We're all agreed that the population of the world has just topped 7 billion. A nanogram (ng) is a billionth of a gram. The only figure we need to guesstimate is the median weight for humans to convert 2ng/kg into the dose that will convert a person to a body.  Wolframalpha gives a median weight of 85kg for males and 71kg for females, but admits that these are based on a couple of thousand US citizens. We'll have to adjust that downwards to account for the fact that most people live on $2 a day and so can't afford to get up to the weight of an average American - or an average European for that matter. Lets say 70kg for males and 60kg for females or 65kg on average. Wolframalpha also reveals that 27% of the world's people are children, so we'll call them half-pints.

(65kg * 73% + 65kg/2 * 27%) * 2ng * 7 billion people = 800g or 3.6 (8fl.oz. American cooking) cups.  In other words, what it says on the fridge:

"Four cups of botox is enough to kill every person on the planet."

I particularly relish calculations where a lot of zeroes (a billion, a billionth) cancel out and give us an answer in the is it bigger than a bread box? range.There is a handy measure for the amount of any chemical called a mole, aka gram molecular weight.  Carbon has a molecular weight of 12, so chemical theory states that 12g of carbon contains 6 x 10^23 ( 6.02×1023 for those who prefer to look scientific) molecules.  Calcium is more massive so you need 20g of that to have the same "Avogadro's number" of molecules.  Botulinum toxin is a cocktail of at least 7 proteins with a much larger molecular weight: you need 150,000,000g or 150 tons to find 6 x 10^23 botox molecules.  The mdl for botox is 150ng (and you can see where this is going) which contains
(6 x 10^23 / 150 x 10^15) = 10 million molecules. Which sounds like a lot until you realise that there are 100 billion nerve cells in your brain - bo is toxic because it dings neurons.

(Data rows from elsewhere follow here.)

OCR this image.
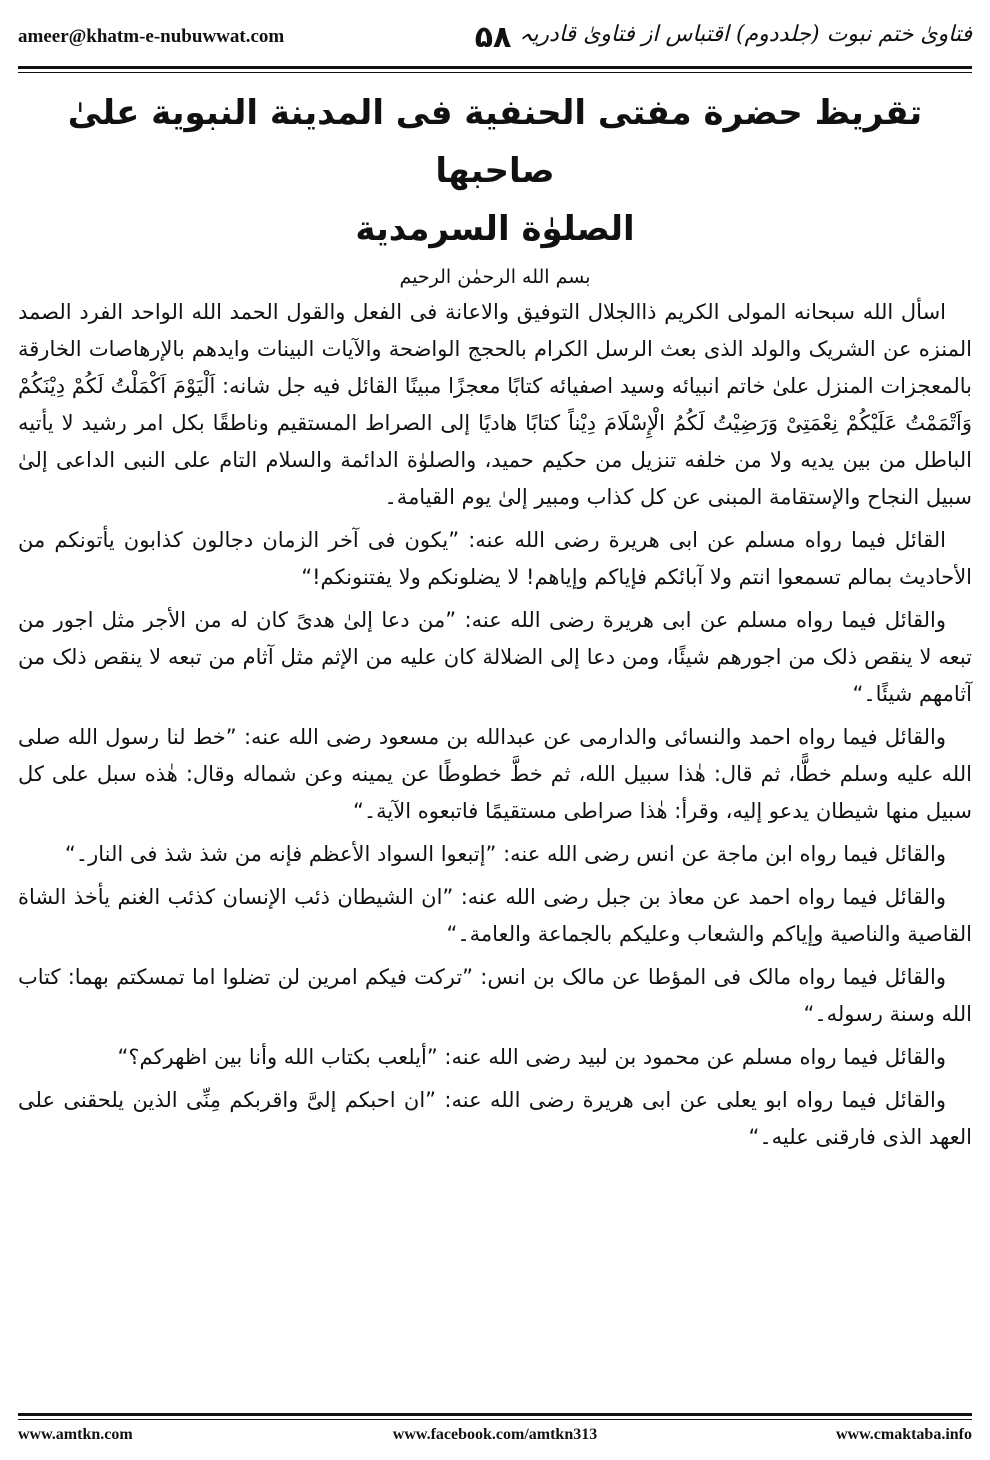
ameer@khatm-e-nubuwwat.com	۵۸ فتاویٰ ختم نبوت (جلددوم) اقتباس از فتاویٰ قادریہ

تقريظ حضرة مفتى الحنفية فى المدينة النبوية علىٰ صاحبها

الصلوٰة السرمدية

بسم الله الرحمٰن الرحيم

اسأل الله سبحانه المولى الكريم ذاالجلال التوفيق والاعانة فى الفعل والقول الحمد الله الواحد الفرد الصمد المنزه عن الشريک والولد الذى بعث الرسل الكرام بالحجج الواضحة والآيات البينات وايدهم بالإرهاصات الخارقة بالمعجزات المنزل علىٰ خاتم انبيائه وسيد اصفيائه كتابًا معجزًا مبينًا القائل فيه جل شانه: اَلْيَوْمَ اَكْمَلْتُ لَكُمْ دِيْنَكُمْ وَاَتْمَمْتُ عَلَيْكُمْ نِعْمَتِىْ وَرَضِيْتُ لَكُمُ الْإِسْلَامَ دِيْناً كتابًا هاديًا إلى الصراط المستقيم وناطقًا بكل امر رشيد لا يأتيه الباطل من بين يديه ولا من خلفه تنزيل من حكيم حميد، والصلوٰة الدائمة والسلام التام على النبى الداعى إلىٰ سبيل النجاح والإستقامة المبنى عن كل كذاب ومبير إلىٰ يوم القيامة۔

القائل فيما رواه مسلم عن ابى هريرة رضى الله عنه: ”يكون فى آخر الزمان دجالون كذابون يأتونكم من الأحاديث بمالم تسمعوا انتم ولا آبائكم فإياكم وإياهم! لا يضلونكم ولا يفتنونكم!“

والقائل فيما رواه مسلم عن ابى هريرة رضى الله عنه: ”من دعا إلىٰ هدىً كان له من الأجر مثل اجور من تبعه لا ينقص ذلک من اجورهم شيئًا، ومن دعا إلى الضلالة كان عليه من الإثم مثل آثام من تبعه لا ينقص ذلک من آثامهم شيئًا۔“

والقائل فيما رواه احمد والنسائى والدارمى عن عبدالله بن مسعود رضى الله عنه: ”خط لنا رسول الله صلى الله عليه وسلم خطًّا، ثم قال: هٰذا سبيل الله، ثم خطَّ خطوطًا عن يمينه وعن شماله وقال: هٰذه سبل على كل سبيل منها شيطان يدعو إليه، وقرأ: هٰذا صراطى مستقيمًا فاتبعوه الآية۔“

والقائل فيما رواه ابن ماجة عن انس رضى الله عنه: ”إتبعوا السواد الأعظم فإنه من شذ شذ فى النار۔“

والقائل فيما رواه احمد عن معاذ بن جبل رضى الله عنه: ”ان الشيطان ذئب الإنسان كذئب الغنم يأخذ الشاة القاصية والناصية وإياكم والشعاب وعليكم بالجماعة والعامة۔“

والقائل فيما رواه مالک فى المؤطا عن مالک بن انس: ”تركت فيكم امرين لن تضلوا اما تمسكتم بهما: كتاب الله وسنة رسوله۔“

والقائل فيما رواه مسلم عن محمود بن لبيد رضى الله عنه: ”أيلعب بكتاب الله وأنا بين اظهركم؟“

والقائل فيما رواه ابو يعلى عن ابى هريرة رضى الله عنه: ”ان احبكم إلىَّ واقربكم مِنِّى الذين يلحقنى على العهد الذى فارقنى عليه۔“

www.amtkn.com	www.facebook.com/amtkn313	www.cmaktaba.info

  1. In the USA, where I live, a cup is a precisely defined measurement though - it is 8fl oz, or half an American pint. Perhaps that's what the factoid was referring to?

  2. Quite so, I'm sure you're right, as all (to a close approximation) factoids originate in America. We use our nested US cup measures every day in the kitchen - usually filled with flour or raisins rather than cyanide, though.